Su corazón. Había emitido un latido. Y luego otro.

Pu-pum, pu-pum.

—Lo tenemos —exclamó Lorito—. Este tío tiene más ganas de vivir que un perro hambriento, pero necesita atención médica inmediata. Tiene la cabeza abierta como un melón.

Stefan suspiró con alivio al ver que su truco había surtido el efecto deseado. Se guardó la vara electrizante.

—Vale. Los abogados lo encontrarán, no quiero que nos encuentren a nosotros también.

Cosmo contuvo la respiración por primera vez en más de un minuto.

—Por favor...

No podían dejarlo allí tirado, no después de todo aquello.

—Llevadme con vosotros.

Stefan no se volvió a mirarlo.

—Lo siento, pero ya tenemos suficientes problemas nosotros solos.

Cosmo sabía que Redwood nunca le dejaría volver al instituto con vida.

—Por favor...

La chica se inclinó por encima de él.

—Stefan, ¿sabes qué? A lo mejor podría encargarse de hacer el no-café o algo así.

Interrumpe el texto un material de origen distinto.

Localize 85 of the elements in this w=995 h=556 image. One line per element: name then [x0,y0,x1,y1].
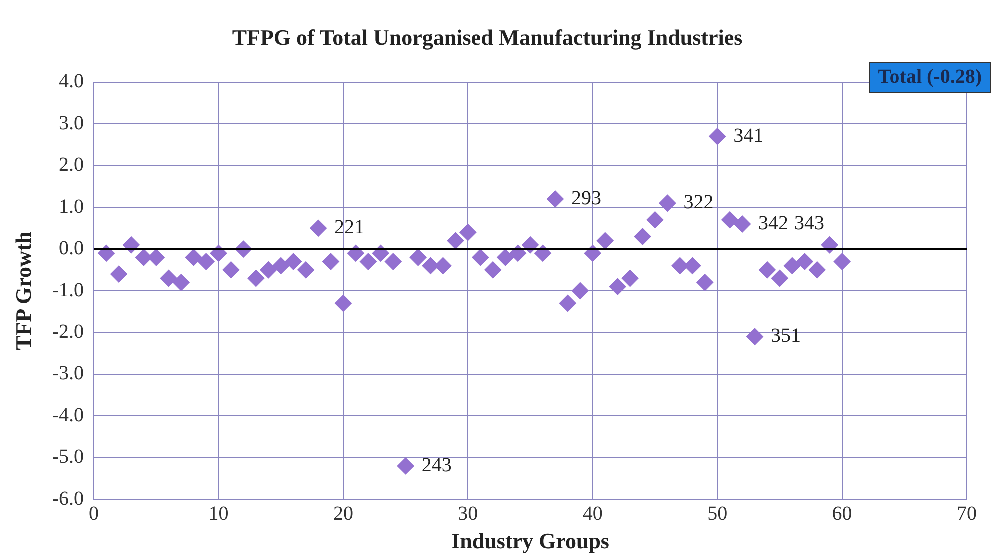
point [709,128,726,146]
point [272,257,290,274]
point [372,244,390,262]
point [796,253,814,270]
point [659,194,676,212]
point [734,216,752,233]
point [534,244,552,262]
point [98,244,116,262]
point [360,253,377,270]
x-tick-label: 10 [208,502,229,525]
point [472,249,490,266]
point [285,253,302,270]
point [185,249,202,266]
y-tick-label: -2.0 [52,320,84,343]
point [222,262,240,279]
point [384,253,402,270]
y-axis-title: TFP Growth [10,232,36,350]
point [410,249,427,266]
point [334,295,352,312]
y-tick-label: 1.0 [59,196,84,218]
point [298,262,315,279]
point [821,236,838,254]
point [784,257,801,274]
x-tick-label: 50 [708,502,728,525]
y-tick-label: 2.0 [59,154,84,176]
point [696,274,714,292]
point [572,282,589,300]
point [347,244,364,262]
point [758,262,776,279]
annotation: 322 [684,192,714,214]
x-tick-label: 40 [582,502,603,525]
annotation: Total (-0.28) [869,62,991,93]
point [634,228,652,246]
point [510,244,527,262]
annotation: 243 [422,454,452,476]
chart-title: TFPG of Total Unorganised Manufacturing Industries [232,24,744,50]
annotation: 341 [734,124,764,147]
y-tick-label: -6.0 [52,488,84,510]
point [622,270,639,287]
point [260,262,278,279]
point [460,224,477,242]
point [160,270,178,287]
point [546,190,564,208]
point [110,266,128,283]
annotation: 342 [758,212,789,234]
point [722,212,739,229]
y-tick-label: -1.0 [52,279,84,302]
point [248,270,265,287]
point [322,253,340,270]
x-tick-label: 30 [458,502,478,525]
y-tick-label: -4.0 [52,404,84,426]
annotation: 293 [571,187,602,210]
point [198,253,215,270]
y-tick-label: 3.0 [59,112,84,134]
x-tick-label: 0 [89,502,100,525]
x-tick-label: 70 [957,502,977,525]
point [559,295,576,312]
y-tick-label: -5.0 [52,446,84,468]
point [746,328,764,346]
point [484,262,502,279]
point [646,212,664,229]
point [397,458,414,475]
y-tick-label: 0.0 [59,238,84,260]
point [771,270,788,287]
point [609,278,626,296]
point [210,244,228,262]
point [135,249,152,266]
annotation: 221 [334,216,365,239]
point [584,244,602,262]
x-axis-title: Industry Groups [452,528,610,554]
point [497,249,514,266]
y-tick-label: 4.0 [59,70,84,93]
point [447,232,464,250]
y-tick-label: -3.0 [52,362,84,385]
x-tick-label: 20 [333,502,354,525]
point [596,232,614,250]
annotation: 351 [771,325,801,348]
point [122,236,140,254]
x-tick-label: 60 [832,502,852,525]
point [834,253,851,270]
annotation: 343 [794,212,825,234]
point [522,236,540,254]
point [310,220,328,237]
point [808,262,826,279]
point [172,274,190,292]
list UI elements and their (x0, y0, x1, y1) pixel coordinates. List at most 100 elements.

Stefan lanzó un suspiro y aguantó la puerta para que pasara su equipo.

—Mona, todas las noches es la misma historia.

Mona suspiró.

—Mala suerte, chico.

El corazón de Cosmo latía ya con normalidad, bombeando la sangre al cerebro regularmente.

—Si me dejáis aquí —dijo con voz ronca—, volverán.

Y de repente, parecía que Stefan recuperaba el interés.

—¿Quiénes volverán? —preguntó, volviendo sobre sus pasos.

Cosmo se esforzó por mantenerse consciente.

—Las criaturas.

Lorito dio una palmada de entusiasmo.

—¿Lo habéis oído? Las criaturas, Stefan. Es un Oteador. Que me empaqueten si no lo es.